Il Fatto Quotidiano

La sconfitta: Hillary e Matteo ancora si chiedono perché

- » ANDREA SCANZI

Ha perso tutto ciò che pareva impossibil­e perdere, non riesce a fare autocritic­a ed è in giro per promuovere un libro in cui ci spiega che la colpa non è mai sua. Matteo Renzi? No, o per meglio dire sì. Ma non in questo caso. La quintessen­za della boria politica lanciata a bomba contro l’autodistru­zione è Hillary Clinton. Una settimana fa è apparsa alla Barnes & Noble, celebre libreria newyorches­e a Union Square. Doveva arrivare alle 10.30 mattutine e si è presentata con più di un’ora di ritardo, tanto per ribadire come lei sia lei e noi meno di niente.

Come darle torto: le due volte in cui si è messa in testa di fare la prima presidente donna degli Stati Uniti, è stata travolta da Barack Obama prima e – nonostante i voti in più – da Donald Trump poi. Trionfi su trionfi. Quella della Clinton non era una presentazi­one, ma un mero firmacopie. È durato due ore e non ha rilasciato dichiarazi­oni. La libreria si è detta contenta, perché lungo l’arco dell’intera giornata ha venduto “ben 1200 copie”.

Più di quanto accadde tre anni fa, quando la corsa (zoppa) per la Casa Bianca era appena cominciata. La libreria fa bene a esultare: Hillary, un po’meno. Dopo dieci minuti, ha prontament­e indossato il muso lungo di chi pare detestare oltremodo il contatto con il vile volgo. I presenti effettivi parevano sì e no 500, cifra prodigiosa se sei Fabio Volo (che ne fa spesso di più) ma non strepitosa se ti sei appena candidata per divenire la donna più potente del mondo.

IL CONTATTO TRA CLINTONe Paese non è neanche reciso: è inesistent­e. Lo zoccolo duro esiste ed è ancora lì che scandisce il suo nome, in una sorta di Leopolda postuma statuniten­se. C’era perfino chi faceva la fila dal giorno prima – sì, il giorno prima – e non si era mosso dalle 15.30 del lunedì per espiare la colpa di essersi astenuto: desiderava chiedere scusa a Hillary. Se però allarghi lo sguardo al di là della cortina dei sostenitor­i acritici, capisci che la Clinton è detestata anche da chi odia Trump. Nelle stesse ore, accadeva che Michael Moore ospitasse Roger Waters nel suo show: per quanto ferocement­e anti-trumpisti, entrambi non hanno certo il poster in camera di Hillary. Ed è così per molti. Lei però, proprio come dalle nostre parti, si addebita giusto qualche errorino. La colpa è sempre degli altri. Il sessismo (figurati se mancava). Il razzismo. Il fascismo. Trump, che è “un pericolo mondiale” (lei invece era Madre Teresa di Calcutta: chiedere per conferma a Iraq e Afghanista­n). L’informazio­ne, che le ha remato contro.

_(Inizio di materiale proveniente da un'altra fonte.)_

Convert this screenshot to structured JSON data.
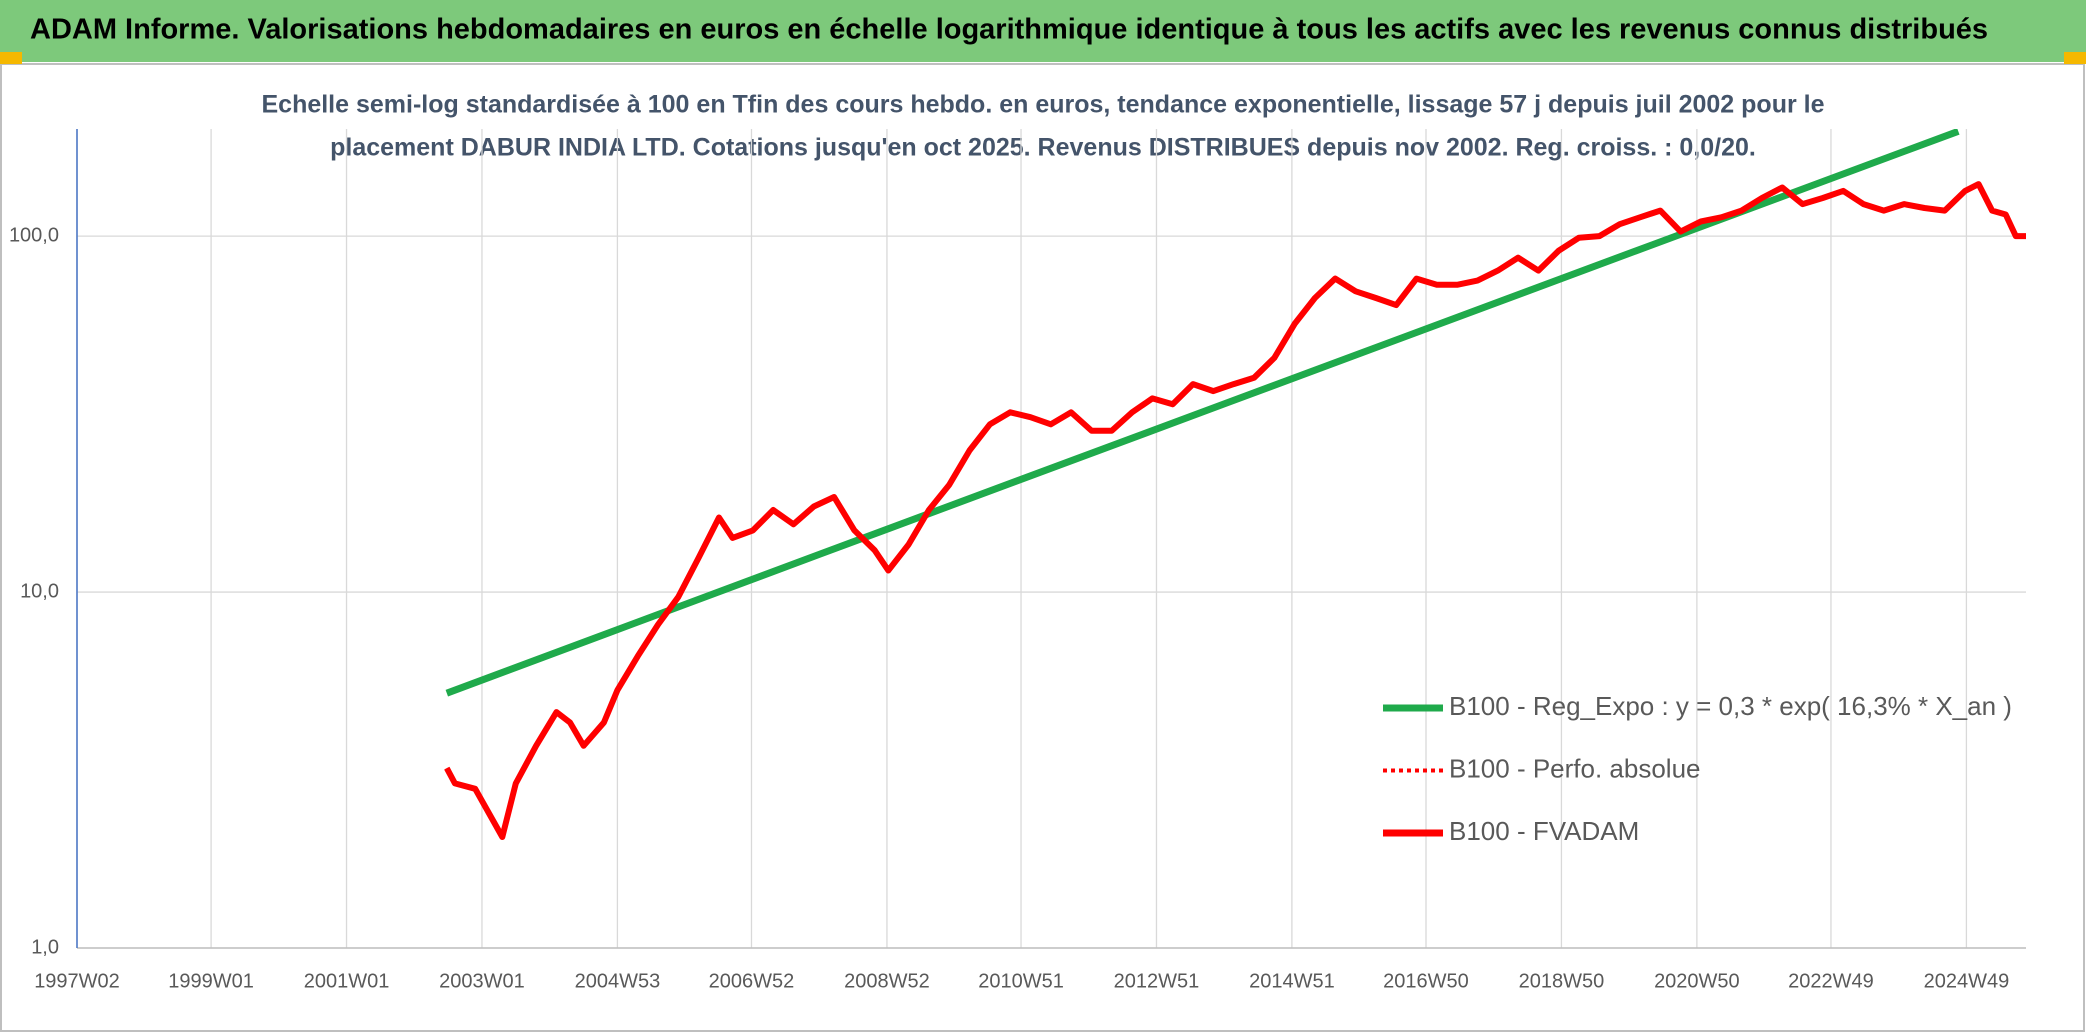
{
  "header": {
    "title": "ADAM Informe. Valorisations hebdomadaires en euros en échelle logarithmique identique à tous les actifs avec les revenus connus distribués"
  },
  "chart_data": {
    "type": "line",
    "title_lines": [
      "Echelle semi-log standardisée à 100 en Tfin des cours hebdo. en euros, tendance exponentielle, lissage 57 j depuis juil 2002 pour le",
      "placement DABUR INDIA LTD. Cotations jusqu'en oct 2025. Revenus DISTRIBUES depuis nov 2002. Reg. croiss. : 0,0/20."
    ],
    "xlim": [
      1997.02,
      2025.8
    ],
    "xticks": [
      {
        "value": 1997.02,
        "label": "1997W02"
      },
      {
        "value": 1999.0,
        "label": "1999W01"
      },
      {
        "value": 2001.0,
        "label": "2001W01"
      },
      {
        "value": 2003.0,
        "label": "2003W01"
      },
      {
        "value": 2005.0,
        "label": "2004W53"
      },
      {
        "value": 2006.98,
        "label": "2006W52"
      },
      {
        "value": 2008.98,
        "label": "2008W52"
      },
      {
        "value": 2010.96,
        "label": "2010W51"
      },
      {
        "value": 2012.96,
        "label": "2012W51"
      },
      {
        "value": 2014.96,
        "label": "2014W51"
      },
      {
        "value": 2016.94,
        "label": "2016W50"
      },
      {
        "value": 2018.94,
        "label": "2018W50"
      },
      {
        "value": 2020.94,
        "label": "2020W50"
      },
      {
        "value": 2022.92,
        "label": "2022W49"
      },
      {
        "value": 2024.92,
        "label": "2024W49"
      }
    ],
    "ylim": [
      1,
      200
    ],
    "yticks": [
      {
        "value": 1,
        "label": "1,0"
      },
      {
        "value": 10,
        "label": "10,0"
      },
      {
        "value": 100,
        "label": "100,0"
      }
    ],
    "log_y": true,
    "grid": true,
    "series": [
      {
        "name": "B100 - Reg_Expo : y = 0,3 * exp( 16,3% *  X_an )",
        "color": "#1faa4b",
        "style": "solid",
        "x": [
          2002.48,
          2008.0,
          2014.0,
          2020.0,
          2024.8
        ],
        "values": [
          5.2,
          12.8,
          34.0,
          90.3,
          197
        ]
      },
      {
        "name": "B100 - Perfo. absolue",
        "color": "#ff0000",
        "style": "dotted",
        "x": [
          2002.48,
          2002.6,
          2002.9,
          2003.3,
          2003.5,
          2003.8,
          2004.1,
          2004.3,
          2004.5,
          2004.8,
          2005.0,
          2005.3,
          2005.6,
          2005.9,
          2006.2,
          2006.5,
          2006.7,
          2007.0,
          2007.3,
          2007.6,
          2007.9,
          2008.2,
          2008.5,
          2008.8,
          2009.0,
          2009.3,
          2009.6,
          2009.9,
          2010.2,
          2010.5,
          2010.8,
          2011.1,
          2011.4,
          2011.7,
          2012.0,
          2012.3,
          2012.6,
          2012.9,
          2013.2,
          2013.5,
          2013.8,
          2014.1,
          2014.4,
          2014.7,
          2015.0,
          2015.3,
          2015.6,
          2015.9,
          2016.2,
          2016.5,
          2016.8,
          2017.1,
          2017.4,
          2017.7,
          2018.0,
          2018.3,
          2018.6,
          2018.9,
          2019.2,
          2019.5,
          2019.8,
          2020.1,
          2020.4,
          2020.7,
          2021.0,
          2021.3,
          2021.6,
          2021.9,
          2022.2,
          2022.5,
          2022.8,
          2023.1,
          2023.4,
          2023.7,
          2024.0,
          2024.3,
          2024.6,
          2024.9,
          2025.1,
          2025.3,
          2025.5,
          2025.65,
          2025.8
        ],
        "values": [
          3.2,
          2.9,
          2.8,
          2.05,
          2.9,
          3.7,
          4.6,
          4.3,
          3.7,
          4.3,
          5.3,
          6.6,
          8.1,
          9.7,
          12.5,
          16.2,
          14.2,
          14.9,
          17,
          15.5,
          17.4,
          18.5,
          14.9,
          13.1,
          11.5,
          13.6,
          17,
          20,
          25,
          29.6,
          32,
          31,
          29.6,
          32,
          28.4,
          28.4,
          32,
          35,
          33.7,
          38.4,
          36.7,
          38.4,
          40,
          45.5,
          56.7,
          67,
          76,
          70,
          67,
          64,
          76,
          73,
          73,
          75,
          80,
          87,
          80,
          91,
          99,
          100,
          108,
          113,
          118,
          103,
          110,
          113,
          118,
          128,
          137,
          123,
          128,
          134,
          123,
          118,
          123,
          120,
          118,
          134,
          140,
          118,
          115,
          100,
          100
        ]
      },
      {
        "name": "B100 - FVADAM",
        "color": "#ff0000",
        "style": "solid",
        "x": [
          2002.48,
          2002.6,
          2002.9,
          2003.3,
          2003.5,
          2003.8,
          2004.1,
          2004.3,
          2004.5,
          2004.8,
          2005.0,
          2005.3,
          2005.6,
          2005.9,
          2006.2,
          2006.5,
          2006.7,
          2007.0,
          2007.3,
          2007.6,
          2007.9,
          2008.2,
          2008.5,
          2008.8,
          2009.0,
          2009.3,
          2009.6,
          2009.9,
          2010.2,
          2010.5,
          2010.8,
          2011.1,
          2011.4,
          2011.7,
          2012.0,
          2012.3,
          2012.6,
          2012.9,
          2013.2,
          2013.5,
          2013.8,
          2014.1,
          2014.4,
          2014.7,
          2015.0,
          2015.3,
          2015.6,
          2015.9,
          2016.2,
          2016.5,
          2016.8,
          2017.1,
          2017.4,
          2017.7,
          2018.0,
          2018.3,
          2018.6,
          2018.9,
          2019.2,
          2019.5,
          2019.8,
          2020.1,
          2020.4,
          2020.7,
          2021.0,
          2021.3,
          2021.6,
          2021.9,
          2022.2,
          2022.5,
          2022.8,
          2023.1,
          2023.4,
          2023.7,
          2024.0,
          2024.3,
          2024.6,
          2024.9,
          2025.1,
          2025.3,
          2025.5,
          2025.65,
          2025.8
        ],
        "values": [
          3.2,
          2.9,
          2.8,
          2.05,
          2.9,
          3.7,
          4.6,
          4.3,
          3.7,
          4.3,
          5.3,
          6.6,
          8.1,
          9.7,
          12.5,
          16.2,
          14.2,
          14.9,
          17,
          15.5,
          17.4,
          18.5,
          14.9,
          13.1,
          11.5,
          13.6,
          17,
          20,
          25,
          29.6,
          32,
          31,
          29.6,
          32,
          28.4,
          28.4,
          32,
          35,
          33.7,
          38.4,
          36.7,
          38.4,
          40,
          45.5,
          56.7,
          67,
          76,
          70,
          67,
          64,
          76,
          73,
          73,
          75,
          80,
          87,
          80,
          91,
          99,
          100,
          108,
          113,
          118,
          103,
          110,
          113,
          118,
          128,
          137,
          123,
          128,
          134,
          123,
          118,
          123,
          120,
          118,
          134,
          140,
          118,
          115,
          100,
          100
        ]
      }
    ]
  }
}
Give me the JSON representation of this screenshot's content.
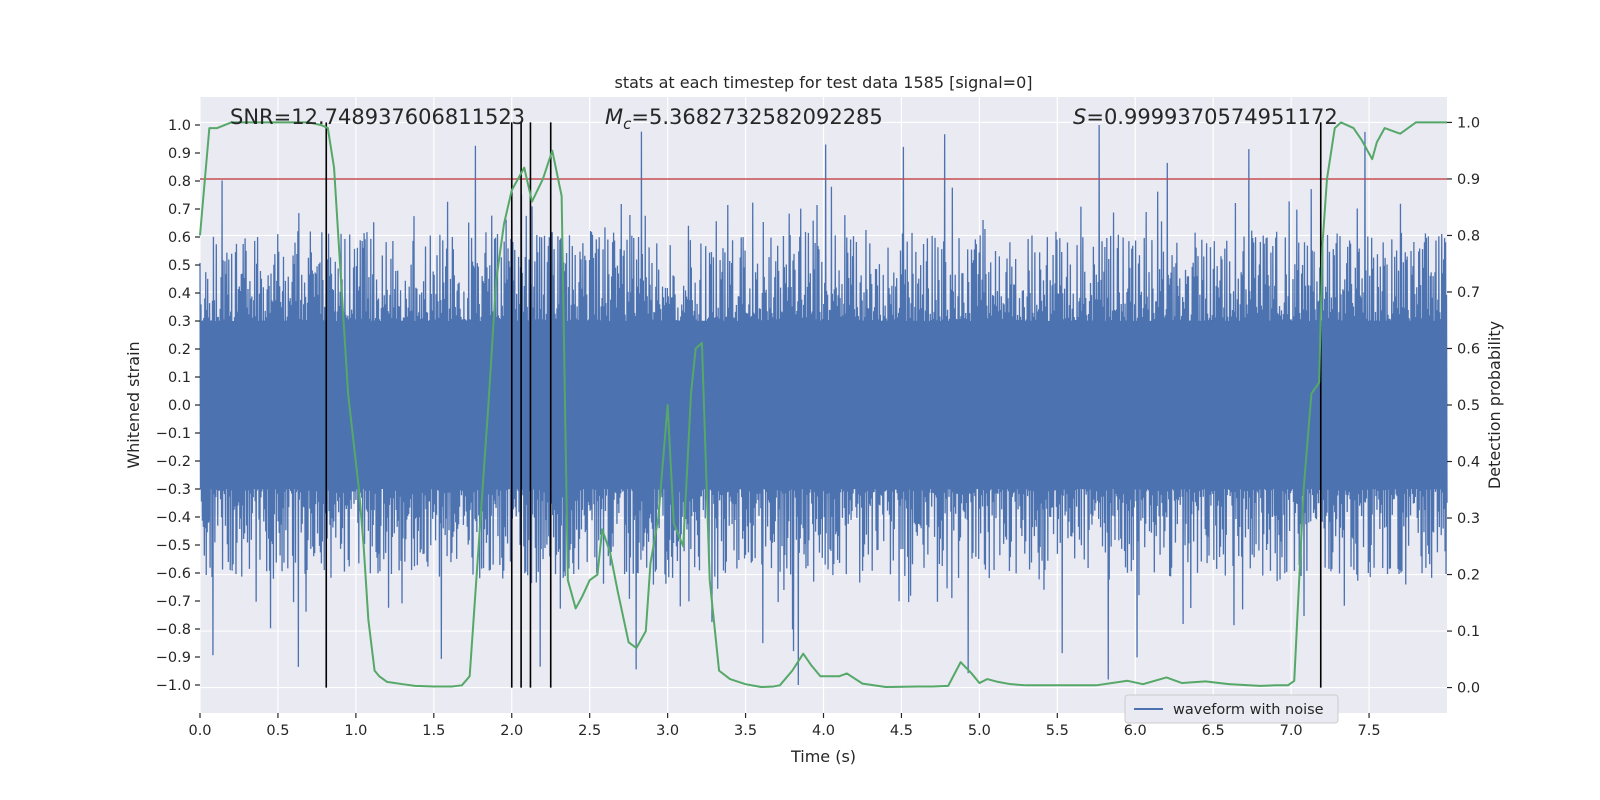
{
  "chart_data": {
    "type": "line",
    "title": "stats at each timestep for test data 1585 [signal=0]",
    "xlabel": "Time (s)",
    "ylabel": "Whitened strain",
    "y2label": "Detection probability",
    "xlim": [
      0,
      8
    ],
    "ylim": [
      -1.1,
      1.1
    ],
    "y2lim": [
      -0.045,
      1.045
    ],
    "x_ticks": [
      0.0,
      0.5,
      1.0,
      1.5,
      2.0,
      2.5,
      3.0,
      3.5,
      4.0,
      4.5,
      5.0,
      5.5,
      6.0,
      6.5,
      7.0,
      7.5
    ],
    "x_tick_labels": [
      "0.0",
      "0.5",
      "1.0",
      "1.5",
      "2.0",
      "2.5",
      "3.0",
      "3.5",
      "4.0",
      "4.5",
      "5.0",
      "5.5",
      "6.0",
      "6.5",
      "7.0",
      "7.5"
    ],
    "y_ticks": [
      -1.0,
      -0.9,
      -0.8,
      -0.7,
      -0.6,
      -0.5,
      -0.4,
      -0.3,
      -0.2,
      -0.1,
      0.0,
      0.1,
      0.2,
      0.3,
      0.4,
      0.5,
      0.6,
      0.7,
      0.8,
      0.9,
      1.0
    ],
    "y_tick_labels": [
      "−1.0",
      "−0.9",
      "−0.8",
      "−0.7",
      "−0.6",
      "−0.5",
      "−0.4",
      "−0.3",
      "−0.2",
      "−0.1",
      "0.0",
      "0.1",
      "0.2",
      "0.3",
      "0.4",
      "0.5",
      "0.6",
      "0.7",
      "0.8",
      "0.9",
      "1.0"
    ],
    "y2_ticks": [
      0.0,
      0.1,
      0.2,
      0.3,
      0.4,
      0.5,
      0.6,
      0.7,
      0.8,
      0.9,
      1.0
    ],
    "y2_tick_labels": [
      "0.0",
      "0.1",
      "0.2",
      "0.3",
      "0.4",
      "0.5",
      "0.6",
      "0.7",
      "0.8",
      "0.9",
      "1.0"
    ],
    "threshold": {
      "value": 0.9,
      "axis": "right",
      "color": "#c44e52"
    },
    "stats": {
      "snr_label": "SNR=12.748937606811523",
      "mc_symbol": "M",
      "mc_subscript": "c",
      "mc_value": "=5.3682732582092285",
      "s_symbol": "S",
      "s_value": "=0.9999370574951172"
    },
    "event_times": [
      0.81,
      2.0,
      2.06,
      2.12,
      2.25,
      7.19
    ],
    "series": [
      {
        "name": "waveform with noise",
        "axis": "left",
        "color": "#4c72b0",
        "style": "dense noise (amplitude envelope approx ±0.35 to ±0.6, peaks to ±1.0)",
        "typical_amplitude": 0.55,
        "peak_amplitude": 1.0
      },
      {
        "name": "detection probability",
        "axis": "right",
        "color": "#55a868",
        "x": [
          0.0,
          0.06,
          0.11,
          0.2,
          0.5,
          0.7,
          0.78,
          0.82,
          0.86,
          0.95,
          1.02,
          1.05,
          1.08,
          1.12,
          1.15,
          1.2,
          1.3,
          1.38,
          1.5,
          1.62,
          1.68,
          1.73,
          1.79,
          1.85,
          1.9,
          1.95,
          2.0,
          2.04,
          2.08,
          2.13,
          2.2,
          2.26,
          2.32,
          2.36,
          2.41,
          2.45,
          2.5,
          2.55,
          2.58,
          2.63,
          2.68,
          2.75,
          2.8,
          2.86,
          2.89,
          2.94,
          3.0,
          3.04,
          3.1,
          3.15,
          3.18,
          3.22,
          3.27,
          3.33,
          3.4,
          3.5,
          3.6,
          3.68,
          3.72,
          3.8,
          3.87,
          3.92,
          3.98,
          4.05,
          4.1,
          4.15,
          4.25,
          4.4,
          4.6,
          4.7,
          4.8,
          4.88,
          4.95,
          5.0,
          5.05,
          5.12,
          5.2,
          5.3,
          5.5,
          5.75,
          5.95,
          6.05,
          6.2,
          6.3,
          6.45,
          6.6,
          6.8,
          6.9,
          6.98,
          7.02,
          7.08,
          7.13,
          7.18,
          7.2,
          7.23,
          7.28,
          7.32,
          7.4,
          7.45,
          7.52,
          7.55,
          7.6,
          7.7,
          7.8,
          8.0
        ],
        "values": [
          0.8,
          0.99,
          0.99,
          1.0,
          1.0,
          1.0,
          0.995,
          0.99,
          0.92,
          0.52,
          0.35,
          0.25,
          0.12,
          0.03,
          0.02,
          0.01,
          0.006,
          0.003,
          0.002,
          0.002,
          0.004,
          0.02,
          0.26,
          0.5,
          0.72,
          0.82,
          0.88,
          0.9,
          0.92,
          0.86,
          0.9,
          0.95,
          0.87,
          0.19,
          0.14,
          0.16,
          0.19,
          0.2,
          0.28,
          0.24,
          0.17,
          0.08,
          0.07,
          0.1,
          0.22,
          0.3,
          0.5,
          0.29,
          0.25,
          0.52,
          0.6,
          0.61,
          0.19,
          0.03,
          0.015,
          0.006,
          0.001,
          0.002,
          0.004,
          0.03,
          0.06,
          0.04,
          0.02,
          0.02,
          0.02,
          0.025,
          0.007,
          0.001,
          0.002,
          0.002,
          0.003,
          0.045,
          0.025,
          0.008,
          0.015,
          0.01,
          0.006,
          0.004,
          0.004,
          0.004,
          0.012,
          0.006,
          0.018,
          0.008,
          0.011,
          0.006,
          0.003,
          0.004,
          0.004,
          0.012,
          0.35,
          0.52,
          0.54,
          0.78,
          0.9,
          0.99,
          1.0,
          0.99,
          0.97,
          0.935,
          0.965,
          0.99,
          0.98,
          1.0,
          1.0
        ]
      }
    ],
    "legend": {
      "entries": [
        "waveform with noise"
      ],
      "position": "lower-right"
    }
  }
}
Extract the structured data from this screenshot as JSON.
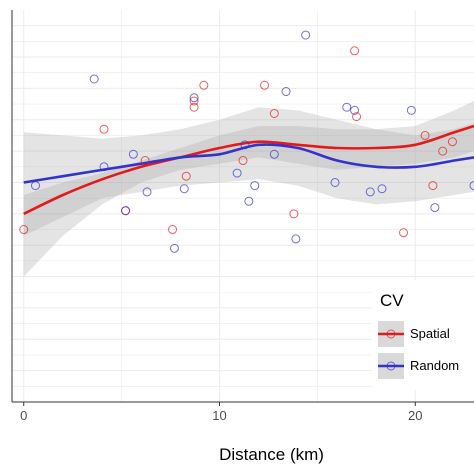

E poi Bernie Sanders coi suoi sandersian­i, che hanno regalato il paese alla destra preferendo l’astensione al menopeggis­mo (sempre ammesso che la Clinton sia meno peggio di Trump). Il libro della Clinton, edito da Simon and Schuster, si intitola What Happened: “Che cosa è accaduto”. Una buona fetta dello stesso partito della Clinton ha criticato il libro, sostenendo che di tutto c’era bisogno fuorché di questo livido tour promoziona­le. I consensi vanno a picco e Sanders – che invece cresce – sorride di fronte agli attacchi della rivale, che continua a vivere nel suo mondo immaginari­o. Ne è prova ulteriore la scelta di Amazon di cancellare tutte le recensioni negative al libro, col risultato che adesso – se guardi i voti – la Clinton pare la nuova Virginia Woolf. Si dice che, appresa la notizia della sconfitta con Trump, Hillary abbia distrutto tutto ciò che aveva davanti. Uno sfogo rabbioso, bambinesco e inconsolab­ile.

A distanza di mesi, non pare avere ritrovato un briciolo di lucidità e amor proprio. Anzi.